First, don’t go to any village in the country. It’s not worth it, the travel, dust and lack of comfort. Instead, land in any of the cities. Come on, with your better currency, you can stay in any of the five star hotels.

Then what? Do a story on one of the families living in the slums – the miserable living condition, the scramble for water, lack of state benefits, lack of sanitation, and other various difficulties of life. And if you have time, juxtapose it with the rich living in the same city. Perhaps, point to the sprawling billion dollar home of the tycoon. Voila, the story is ready to go. Like this BBC story. Don’t feel bad, Jeremy Vine, you aren’t the only one. But, immensely liked this question of yours to the man in the slum-“Is life tough here?” Aw, classic.

Second: Don’t forget the call centres. One of the reporters, once upon a time, who prophesized a flat world, would arrive in an IT centre in India. A visit to five or six companies, and he would report on how India was on the verge of stealing from all the jobs of the world. From then on, every reporter MUST do a story on the Indian call centre.

Don’t forget the growth story: of how India is poised to be the next big powerhouse in the world; of how a potential world power is waiting. However, once the research is complete, you’ll know that the calculation is very wrong somewhere. So you’ll always conclude that China is better equipped for the title.

Of course, how can you forget the cousin of Hollywood, Bollywood? Jump on. Curiously, you may forget all the regional cinemas in India. You will, invariably, refer to the movie, ‘Slumdog Millionaire’ and Shah Rukh Khan. You will show some cheesy clipping from a Hindi movie, and say how it’s all a thriving industry.

Even if you detest Indian cuisine, you will have to report on the chicken curry you loved. Or, better: how you searched for and found the best chicken curry in the city. Don’t forget to interview the chef and any of the regular eaters who speaks English.

Also report on the mobile revolution in India. After all, we all know by now that India has more mobile phones than toilets. This story, I tell you, will be lapped up by the editor.

If you are a photographer, you have got it too easy. Take photographs of any huts, or slums, cows on the road, and they may look poetic. The beauty of India. And, if you are into portraits, the sweaty, dirty people on the streets are the easy targets. Give appropriate caption, you know like this one. Exploitative? Not at all. The authorities may notice, the world will notice.

Of course, if you have more time: report on the corruption, the scams, the apparent conservativeness of the society lack of infrastructure, the happiness of people, the vibrancy of culture.
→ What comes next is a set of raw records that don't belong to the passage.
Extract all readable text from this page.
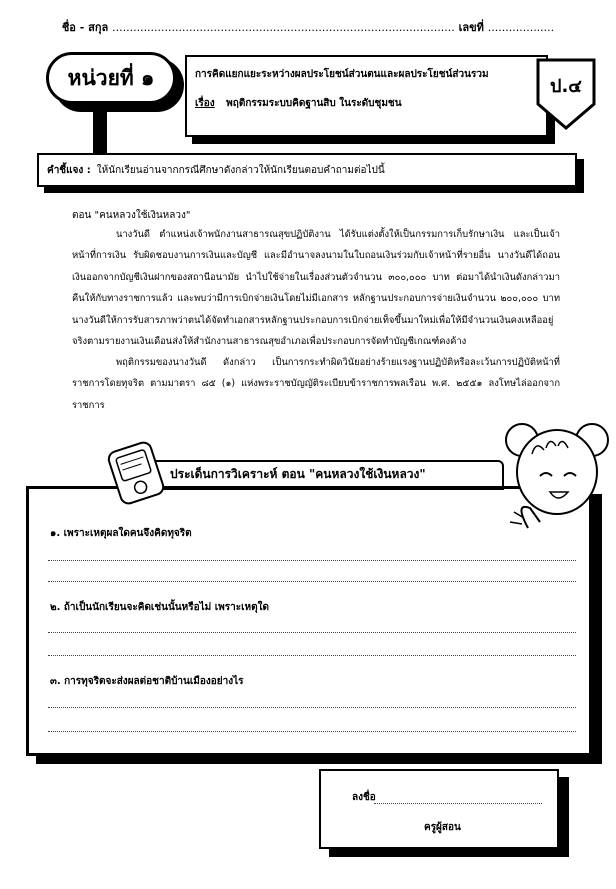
ชื่อ - สกุล .................................................................................................. เลขที่ ...................
หน่วยที่ ๑	การคิดแยกแยะระหว่างผลประโยชน์ส่วนตนและผลประโยชน์ส่วนรวม
เรื่อง พฤติกรรมระบบคิดฐานสิบ ในระดับชุมชน
ป.๔
คำชี้แจง : ให้นักเรียนอ่านจากกรณีศึกษาดังกล่าวให้นักเรียนตอบคำถามต่อไปนี้
ตอน "คนหลวงใช้เงินหลวง"
นางวันดี ตำแหน่งเจ้าพนักงานสาธารณสุขปฏิบัติงาน ได้รับแต่งตั้งให้เป็นกรรมการเก็บรักษาเงิน และเป็นเจ้าหน้าที่การเงิน รับผิดชอบงานการเงินและบัญชี และมีอำนาจลงนามในใบถอนเงินร่วมกับเจ้าหน้าที่รายอื่น นางวันดีได้ถอนเงินออกจากบัญชีเงินฝากของสถานีอนามัย นำไปใช้จ่ายในเรื่องส่วนตัวจำนวน ๓๐๐,๐๐๐ บาท ต่อมาได้นำเงินดังกล่าวมาคืนให้กับทางราชการแล้ว และพบว่ามีการเบิกจ่ายเงินโดยไม่มีเอกสาร หลักฐานประกอบการจ่ายเงินจำนวน ๒๐๐,๐๐๐ บาท นางวันดีให้การรับสารภาพว่าตนได้จัดทำเอกสารหลักฐานประกอบการเบิกจ่ายเท็จขึ้นมาใหม่เพื่อให้มีจำนวนเงินคงเหลืออยู่จริงตามรายงานเงินเดือนส่งให้สำนักงานสาธารณสุขอำเภอเพื่อประกอบการจัดทำบัญชีเกณฑ์คงค้าง
พฤติกรรมของนางวันดี ดังกล่าว เป็นการกระทำผิดวินัยอย่างร้ายแรงฐานปฏิบัติหรือละเว้นการปฏิบัติหน้าที่ราชการโดยทุจริต ตามมาตรา ๘๕ (๑) แห่งพระราชบัญญัติระเบียบข้าราชการพลเรือน พ.ศ. ๒๕๕๑ ลงโทษไล่ออกจากราชการ
ประเด็นการวิเคราะห์ ตอน "คนหลวงใช้เงินหลวง"
๑. เพราะเหตุผลใดคนจึงคิดทุจริต
๒. ถ้าเป็นนักเรียนจะคิดเช่นนั้นหรือไม่ เพราะเหตุใด
๓. การทุจริตจะส่งผลต่อชาติบ้านเมืองอย่างไร
ลงชื่อ
ครูผู้สอน
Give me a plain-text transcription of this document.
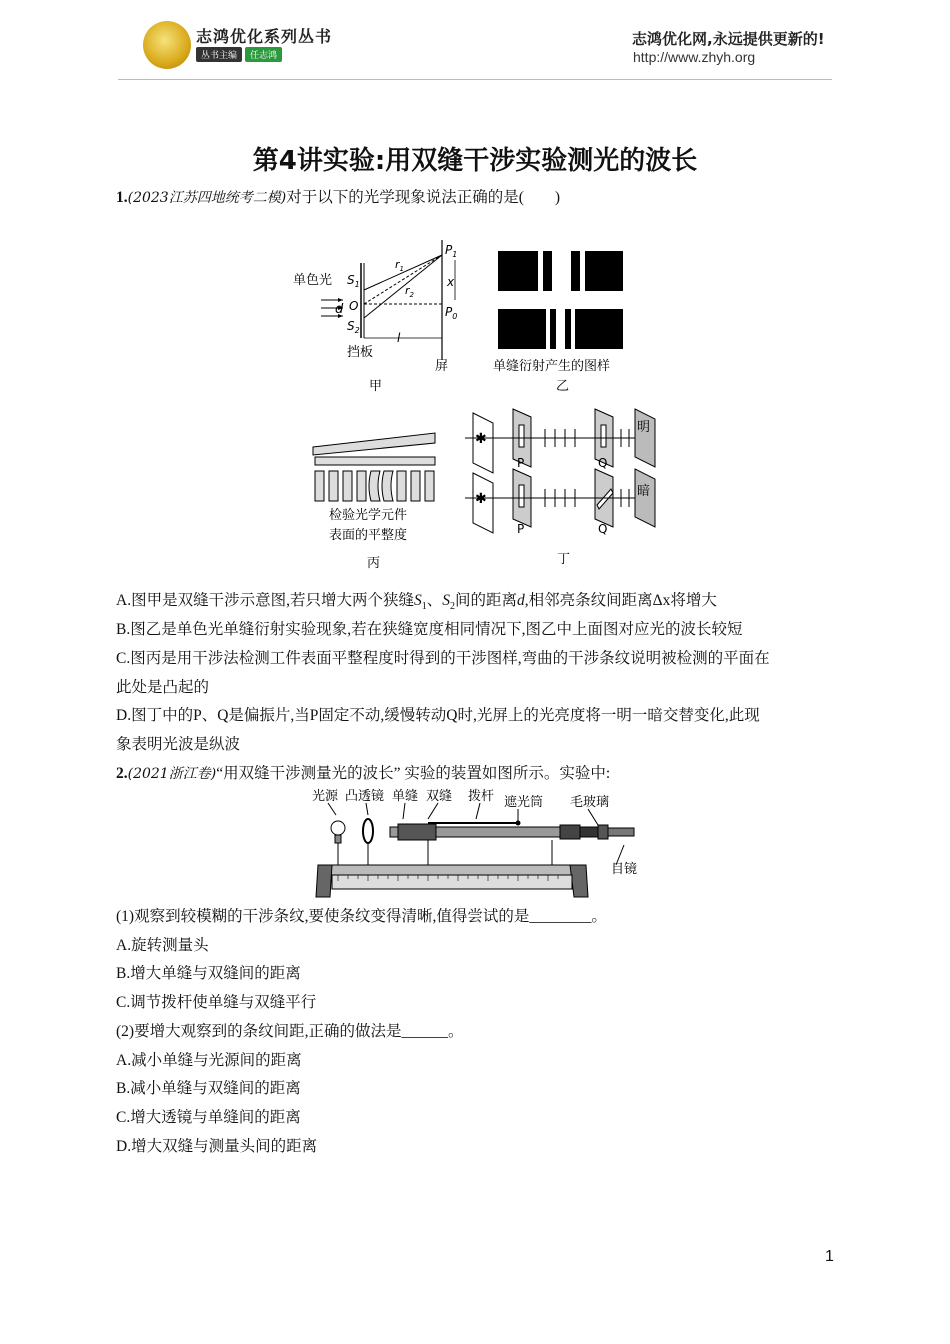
志鸿优化系列丛书
丛书主编 任志鸿
志鸿优化网,永远提供更新的!
http://www.zhyh.org
第4讲实验:用双缝干涉实验测光的波长
1.(2023江苏四地统考二模)对于以下的光学现象说法正确的是(　　)
单色光
d
$S_1$
$S_2$
O
$r_1$
$r_2$
$P_1$
$P_0$
x
l
挡板
屏
甲
单缝衍射产生的图样
乙
检验光学元件
表面的平整度
丙
✱
✱
P	Q
明
P	Q
暗
丁
A.图甲是双缝干涉示意图,若只增大两个狭缝$S_1$、$S_2$间的距离d,相邻亮条纹间距离Δx将增大
B.图乙是单色光单缝衍射实验现象,若在狭缝宽度相同情况下,图乙中上面图对应光的波长较短
C.图丙是用干涉法检测工件表面平整程度时得到的干涉图样,弯曲的干涉条纹说明被检测的平面在
此处是凸起的
D.图丁中的P、Q是偏振片,当P固定不动,缓慢转动Q时,光屏上的光亮度将一明一暗交替变化,此现
象表明光波是纵波
2.(2021浙江卷)“用双缝干涉测量光的波长” 实验的装置如图所示。实验中:
光源 凸透镜 单缝 双缝 拨杆 遮光筒 毛玻璃
目镜
(1)观察到较模糊的干涉条纹,要使条纹变得清晰,值得尝试的是________。
A.旋转测量头
B.增大单缝与双缝间的距离
C.调节拨杆使单缝与双缝平行
(2)要增大观察到的条纹间距,正确的做法是______。
A.减小单缝与光源间的距离
B.减小单缝与双缝间的距离
C.增大透镜与单缝间的距离
D.增大双缝与测量头间的距离
1
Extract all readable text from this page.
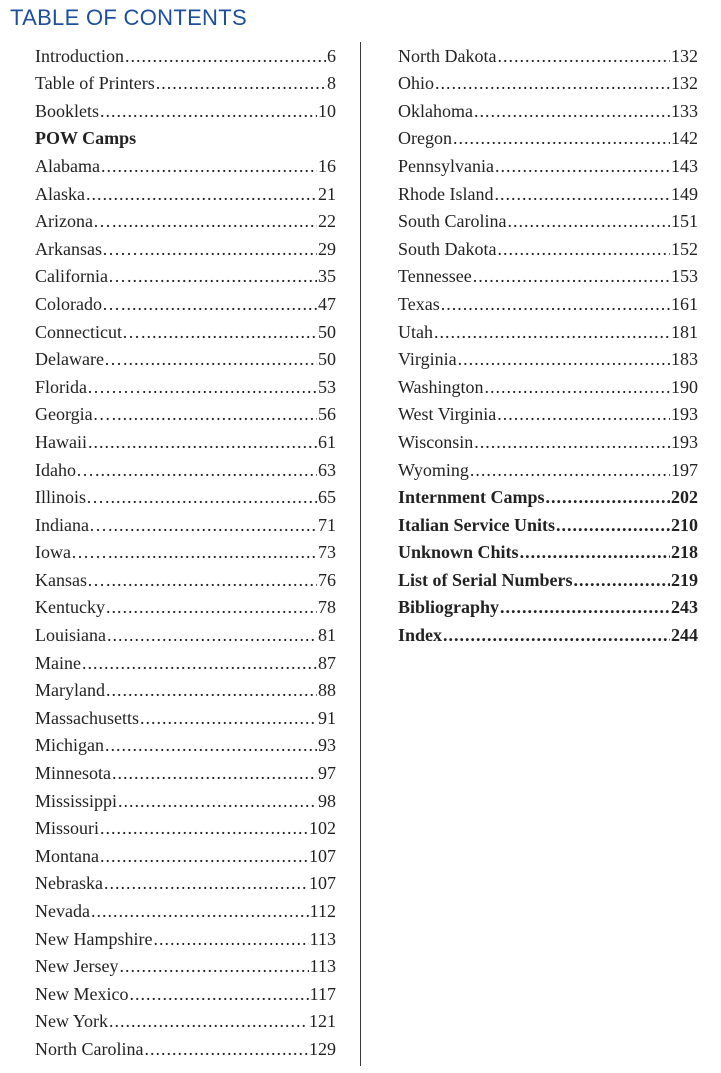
TABLE OF CONTENTS
Introduction .....	6
Table of Printers .....	8
Booklets .....	10
POW Camps
Alabama .....	16
Alaska .....	21
Arizona… .....	22
Arkansas…… .....	29
California… .....	35
Colorado… .....	47
Connecticut… .....	50
Delaware… .....	50
Florida……… .....	53
Georgia… .....	56
Hawaii .....	61
Idaho… .....	63
Illinois… .....	65
Indiana… .....	71
Iowa…… .....	73
Kansas… .....	76
Kentucky .....	78
Louisiana .....	81
Maine .....	87
Maryland .....	88
Massachusetts .....	91
Michigan .....	93
Minnesota .....	97
Mississippi .....	98
Missouri .....	102
Montana .....	107
Nebraska .....	107
Nevada .....	112
New Hampshire .....	113
New Jersey .....	113
New Mexico .....	117
New York .....	121
North Carolina .....	129
North Dakota .....	132
Ohio .....	132
Oklahoma .....	133
Oregon .....	142
Pennsylvania .....	143
Rhode Island .....	149
South Carolina .....	151
South Dakota .....	152
Tennessee .....	153
Texas .....	161
Utah .....	181
Virginia .....	183
Washington .....	190
West Virginia .....	193
Wisconsin .....	193
Wyoming .....	197
Internment Camps .....	202
Italian Service Units .....	210
Unknown Chits .....	218
List of Serial Numbers .....	219
Bibliography .....	243
Index .....	244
Thanks for the visit. Do come again.


2 Responses to “Reporting from India?”

  1. Depressing Says:
    December 23rd, 2011 at 06:00

    If only all journalists avoided cliches by writing snide and bitter diatribes like this, we would all be more enlightened.

  2. rocky Says:
    December 23rd, 2011 at 13:27

    Hi Depressing, I don’t think it’s possible to enlighten you. Lighten up.